There was a comment about my last part regarding point 1 (group vs individual). Becca asked why they can’t do what I’m suggesting here. My response was, basically, grounded in my knee-jerk defense against cheating. However, I think using screencasting could likely help with that a little. Sure, one member of the group may still be the person who figures out the analysis, and, in fact, could be the first person to do a great screencast that s/he shares with their team. However, I think that, to get a good score on my rubric, each member would have to personalize their work. I’ll have to be cautious about this, though.

I could enforce some sort of roles, I suppose. One week you’re a data gatherer, another you’re the analyzer, another you’re the presenter. I guess I’m still kicking this around.

So why am I waffling so much? I feel pretty good about what I’ve done to improve my sbg implementation for a lecture-only course. These labs have thrown me a little, and I’m trying to decide how much to change at once. Right now this course of action, even with its open questions, sounds easier to implement than the individual labs course I presented in my last post.

One more question: Should I get their input? What would happen if I presented both approaches to them? I always assume that students will pick the easiest way out. I think this one is that. But maybe there’s some value to hearing their reaction to these plans. I guess I’m not sure. My guess is a couple of them are reading this, though I’m never sure.

Thanks in advance for any help you can give me.

About Andy Rundquist

Professor of physics at Hamline University in St. Paul, MN
This entry was posted in physics, sbar, sbg, screencasting, teaching. Bookmark the permalink.

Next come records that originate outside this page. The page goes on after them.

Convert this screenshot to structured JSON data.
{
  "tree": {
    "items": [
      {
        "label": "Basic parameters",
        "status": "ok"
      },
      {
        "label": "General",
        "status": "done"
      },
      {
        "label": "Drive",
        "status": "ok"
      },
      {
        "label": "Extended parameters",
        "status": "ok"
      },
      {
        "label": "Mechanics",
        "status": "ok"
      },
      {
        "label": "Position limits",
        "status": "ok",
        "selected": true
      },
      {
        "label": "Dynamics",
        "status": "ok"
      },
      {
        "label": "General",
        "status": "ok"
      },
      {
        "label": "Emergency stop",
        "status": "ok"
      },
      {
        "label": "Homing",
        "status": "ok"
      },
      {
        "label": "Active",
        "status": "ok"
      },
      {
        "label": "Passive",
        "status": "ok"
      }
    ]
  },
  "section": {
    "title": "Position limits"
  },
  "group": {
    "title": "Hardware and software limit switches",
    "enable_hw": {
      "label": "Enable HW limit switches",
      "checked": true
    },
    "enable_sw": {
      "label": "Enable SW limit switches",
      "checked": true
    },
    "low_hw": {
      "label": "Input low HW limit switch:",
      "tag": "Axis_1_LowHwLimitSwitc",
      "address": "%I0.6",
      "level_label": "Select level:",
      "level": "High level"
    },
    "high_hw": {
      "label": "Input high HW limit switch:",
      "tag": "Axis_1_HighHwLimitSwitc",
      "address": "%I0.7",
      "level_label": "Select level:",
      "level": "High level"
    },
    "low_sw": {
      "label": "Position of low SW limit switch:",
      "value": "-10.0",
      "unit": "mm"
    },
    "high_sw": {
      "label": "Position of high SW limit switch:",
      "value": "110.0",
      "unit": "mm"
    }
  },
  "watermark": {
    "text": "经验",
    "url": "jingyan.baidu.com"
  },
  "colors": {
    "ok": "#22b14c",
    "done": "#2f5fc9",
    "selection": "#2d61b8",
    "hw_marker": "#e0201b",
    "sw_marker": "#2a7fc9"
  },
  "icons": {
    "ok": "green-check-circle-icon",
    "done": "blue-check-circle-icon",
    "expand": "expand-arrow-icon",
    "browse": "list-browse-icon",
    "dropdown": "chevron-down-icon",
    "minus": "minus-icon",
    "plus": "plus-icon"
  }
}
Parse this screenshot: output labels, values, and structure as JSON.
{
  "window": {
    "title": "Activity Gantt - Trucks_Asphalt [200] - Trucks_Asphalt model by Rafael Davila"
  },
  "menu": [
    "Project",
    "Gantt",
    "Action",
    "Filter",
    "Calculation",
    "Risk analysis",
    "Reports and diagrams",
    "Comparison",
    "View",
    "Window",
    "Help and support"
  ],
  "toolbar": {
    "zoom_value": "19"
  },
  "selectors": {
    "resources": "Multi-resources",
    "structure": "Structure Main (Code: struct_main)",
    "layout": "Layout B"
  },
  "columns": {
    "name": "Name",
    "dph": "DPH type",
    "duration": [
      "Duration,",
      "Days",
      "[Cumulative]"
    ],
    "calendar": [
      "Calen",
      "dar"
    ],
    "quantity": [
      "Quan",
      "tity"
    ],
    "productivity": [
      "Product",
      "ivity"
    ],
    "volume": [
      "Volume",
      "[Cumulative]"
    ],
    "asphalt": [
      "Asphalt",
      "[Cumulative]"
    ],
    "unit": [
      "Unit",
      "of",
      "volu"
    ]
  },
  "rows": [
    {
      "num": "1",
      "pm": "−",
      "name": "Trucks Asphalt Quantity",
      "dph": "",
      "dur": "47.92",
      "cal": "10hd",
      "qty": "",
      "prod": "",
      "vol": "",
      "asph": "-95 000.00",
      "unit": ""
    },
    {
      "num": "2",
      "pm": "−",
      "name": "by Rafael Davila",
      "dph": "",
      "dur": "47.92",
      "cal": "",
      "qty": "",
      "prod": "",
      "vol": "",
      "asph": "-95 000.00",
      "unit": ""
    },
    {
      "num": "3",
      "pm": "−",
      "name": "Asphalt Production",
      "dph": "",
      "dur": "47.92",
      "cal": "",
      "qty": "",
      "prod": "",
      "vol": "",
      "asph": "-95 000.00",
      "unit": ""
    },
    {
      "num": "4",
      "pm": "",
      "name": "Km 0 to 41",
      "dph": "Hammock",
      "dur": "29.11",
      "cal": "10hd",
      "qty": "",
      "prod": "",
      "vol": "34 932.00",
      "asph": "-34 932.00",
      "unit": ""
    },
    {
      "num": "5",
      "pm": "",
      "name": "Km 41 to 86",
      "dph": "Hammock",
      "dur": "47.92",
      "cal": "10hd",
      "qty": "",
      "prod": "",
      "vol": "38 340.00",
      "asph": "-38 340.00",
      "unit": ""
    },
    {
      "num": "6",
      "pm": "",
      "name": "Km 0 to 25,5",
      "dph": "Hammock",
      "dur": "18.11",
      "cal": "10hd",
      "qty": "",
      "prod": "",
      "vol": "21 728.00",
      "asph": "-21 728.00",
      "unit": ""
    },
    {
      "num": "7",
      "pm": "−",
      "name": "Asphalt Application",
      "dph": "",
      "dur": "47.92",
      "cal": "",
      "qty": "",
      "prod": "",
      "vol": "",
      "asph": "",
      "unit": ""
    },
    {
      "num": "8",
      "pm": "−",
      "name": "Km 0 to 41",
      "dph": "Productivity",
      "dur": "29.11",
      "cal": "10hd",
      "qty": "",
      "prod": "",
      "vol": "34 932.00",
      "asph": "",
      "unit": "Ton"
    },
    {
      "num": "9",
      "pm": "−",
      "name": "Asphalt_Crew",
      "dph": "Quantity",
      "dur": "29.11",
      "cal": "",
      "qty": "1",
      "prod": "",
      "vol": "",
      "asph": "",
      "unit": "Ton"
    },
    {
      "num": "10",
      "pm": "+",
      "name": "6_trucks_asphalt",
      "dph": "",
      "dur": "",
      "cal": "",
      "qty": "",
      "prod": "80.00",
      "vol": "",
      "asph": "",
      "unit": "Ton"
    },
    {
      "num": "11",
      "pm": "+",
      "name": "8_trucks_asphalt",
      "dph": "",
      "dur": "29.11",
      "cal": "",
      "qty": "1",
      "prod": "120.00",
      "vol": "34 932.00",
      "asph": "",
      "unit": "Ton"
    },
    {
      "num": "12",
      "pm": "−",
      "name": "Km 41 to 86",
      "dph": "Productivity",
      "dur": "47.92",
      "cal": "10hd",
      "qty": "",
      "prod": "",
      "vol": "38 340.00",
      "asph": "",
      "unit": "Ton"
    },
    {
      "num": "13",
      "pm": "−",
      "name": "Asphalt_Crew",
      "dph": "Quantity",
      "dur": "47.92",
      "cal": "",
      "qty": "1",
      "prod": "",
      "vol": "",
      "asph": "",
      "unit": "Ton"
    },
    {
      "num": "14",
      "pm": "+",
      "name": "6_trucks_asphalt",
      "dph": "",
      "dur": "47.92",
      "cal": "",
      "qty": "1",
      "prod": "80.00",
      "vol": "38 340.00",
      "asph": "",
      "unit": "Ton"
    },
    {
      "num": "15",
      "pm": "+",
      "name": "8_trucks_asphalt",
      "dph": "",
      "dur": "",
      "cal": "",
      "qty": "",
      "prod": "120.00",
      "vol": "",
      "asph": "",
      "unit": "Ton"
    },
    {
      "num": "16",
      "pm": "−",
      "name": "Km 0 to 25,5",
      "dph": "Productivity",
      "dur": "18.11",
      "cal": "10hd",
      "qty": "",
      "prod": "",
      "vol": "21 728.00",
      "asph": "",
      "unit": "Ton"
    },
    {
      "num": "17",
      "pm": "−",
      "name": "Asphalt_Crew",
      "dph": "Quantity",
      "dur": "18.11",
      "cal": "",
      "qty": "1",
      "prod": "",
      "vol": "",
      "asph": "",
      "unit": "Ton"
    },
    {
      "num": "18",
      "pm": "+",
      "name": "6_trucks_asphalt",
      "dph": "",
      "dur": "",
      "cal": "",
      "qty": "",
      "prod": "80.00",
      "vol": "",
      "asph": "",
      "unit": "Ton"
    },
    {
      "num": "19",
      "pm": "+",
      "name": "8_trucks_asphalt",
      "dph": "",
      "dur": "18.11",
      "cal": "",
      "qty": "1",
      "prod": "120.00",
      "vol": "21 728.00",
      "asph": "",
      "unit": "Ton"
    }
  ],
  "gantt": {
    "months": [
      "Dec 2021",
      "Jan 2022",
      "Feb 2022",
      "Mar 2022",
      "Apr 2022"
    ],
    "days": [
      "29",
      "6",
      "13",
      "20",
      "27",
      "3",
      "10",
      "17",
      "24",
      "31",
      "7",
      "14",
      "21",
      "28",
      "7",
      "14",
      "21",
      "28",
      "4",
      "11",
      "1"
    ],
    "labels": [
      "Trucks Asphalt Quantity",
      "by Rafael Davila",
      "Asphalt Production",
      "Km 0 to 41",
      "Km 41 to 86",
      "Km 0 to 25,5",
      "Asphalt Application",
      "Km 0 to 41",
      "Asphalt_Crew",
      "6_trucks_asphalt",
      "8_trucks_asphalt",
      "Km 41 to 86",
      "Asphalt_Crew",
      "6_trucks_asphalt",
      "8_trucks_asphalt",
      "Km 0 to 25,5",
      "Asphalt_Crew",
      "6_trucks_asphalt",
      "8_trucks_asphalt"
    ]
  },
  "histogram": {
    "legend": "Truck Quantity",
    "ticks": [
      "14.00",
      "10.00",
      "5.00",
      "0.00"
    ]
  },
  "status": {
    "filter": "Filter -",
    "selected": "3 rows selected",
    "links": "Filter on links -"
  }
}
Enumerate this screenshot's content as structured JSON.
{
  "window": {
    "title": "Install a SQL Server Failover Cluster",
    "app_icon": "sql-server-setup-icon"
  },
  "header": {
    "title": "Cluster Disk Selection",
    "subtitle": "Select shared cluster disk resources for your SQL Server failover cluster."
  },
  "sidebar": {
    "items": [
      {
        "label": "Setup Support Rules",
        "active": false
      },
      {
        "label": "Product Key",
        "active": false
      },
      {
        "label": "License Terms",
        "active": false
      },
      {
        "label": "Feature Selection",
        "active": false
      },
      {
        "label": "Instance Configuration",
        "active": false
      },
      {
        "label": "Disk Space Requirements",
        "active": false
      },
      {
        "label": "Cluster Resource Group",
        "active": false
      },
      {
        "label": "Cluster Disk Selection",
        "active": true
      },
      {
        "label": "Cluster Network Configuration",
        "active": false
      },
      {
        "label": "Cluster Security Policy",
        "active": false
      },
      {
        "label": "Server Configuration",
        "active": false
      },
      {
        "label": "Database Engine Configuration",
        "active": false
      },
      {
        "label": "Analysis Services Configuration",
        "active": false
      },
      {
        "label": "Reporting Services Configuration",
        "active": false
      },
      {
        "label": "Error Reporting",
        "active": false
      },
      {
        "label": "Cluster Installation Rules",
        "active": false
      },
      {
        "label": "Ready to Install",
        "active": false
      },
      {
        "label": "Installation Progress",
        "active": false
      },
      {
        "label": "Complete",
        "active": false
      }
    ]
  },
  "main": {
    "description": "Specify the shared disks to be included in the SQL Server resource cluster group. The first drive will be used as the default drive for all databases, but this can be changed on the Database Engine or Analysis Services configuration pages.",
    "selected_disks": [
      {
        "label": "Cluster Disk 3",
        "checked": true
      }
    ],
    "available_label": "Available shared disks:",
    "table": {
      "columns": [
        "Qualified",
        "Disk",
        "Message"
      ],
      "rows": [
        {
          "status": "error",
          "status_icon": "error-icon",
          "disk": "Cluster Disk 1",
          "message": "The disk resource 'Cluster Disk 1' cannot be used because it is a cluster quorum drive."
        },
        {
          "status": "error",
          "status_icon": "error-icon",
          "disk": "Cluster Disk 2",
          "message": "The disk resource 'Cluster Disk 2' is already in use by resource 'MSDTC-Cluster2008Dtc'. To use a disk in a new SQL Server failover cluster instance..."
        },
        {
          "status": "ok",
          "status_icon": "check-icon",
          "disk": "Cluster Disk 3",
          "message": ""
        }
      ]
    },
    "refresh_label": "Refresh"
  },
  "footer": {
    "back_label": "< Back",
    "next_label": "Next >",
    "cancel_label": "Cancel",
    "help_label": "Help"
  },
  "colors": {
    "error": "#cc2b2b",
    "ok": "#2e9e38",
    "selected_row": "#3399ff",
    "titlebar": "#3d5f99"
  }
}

3 Responses to Labs in SBG part 2

  1. Pete McNamara says:

    I have been trying this, and what I settled on for this year was to grade their individual lab writeups based on a set of standards that change each quarter. Standards have included lab format, lab clarity, interpretation of results, and so on. I started with the list from and selected a few, some broad “overall quality” standards and some based on particular skills. It’s worked so far with my honors physics class, but most of them came to me quite comfortable writing lab reports.

  2. Tracie says:

    I have 10 separate standards for each lab skill I want my kids to do. Each kid has their own lab book and everything lab must be in each book. These are reassessed every time they turn in their lab notebooks. I do not make them redo the same lab, they just have to wait until the next due date. Usually on the first pass at grading, I allow them to go back and make corrections. For the analysis, I have a lab standard, but I also add in a grade for what ever concept is being covered. For example, we just did a lab on conservation of mass. Each analysis was graded on whether the conclusion was based on the data, etc, but also whether or not the conclusion made sense in terms of the LoCM. So basically, can they tie in the lab with one of their learning targets? Each group is allowed to work on the analysis together, but each one needs to be in their own words. This becomes a group grade and I am sure there is someone out there that is not doing their fair share. I am okay with that, mostly because I have a group of kids now that are very touchy about others trying to copy their work, and also because they will still need to be able to explain later on a quiz. My writeups are not what I would consider formal. There is a certain, general format the needs to be followed, but I don’t count off if you forgot to write your variables until after your procedure.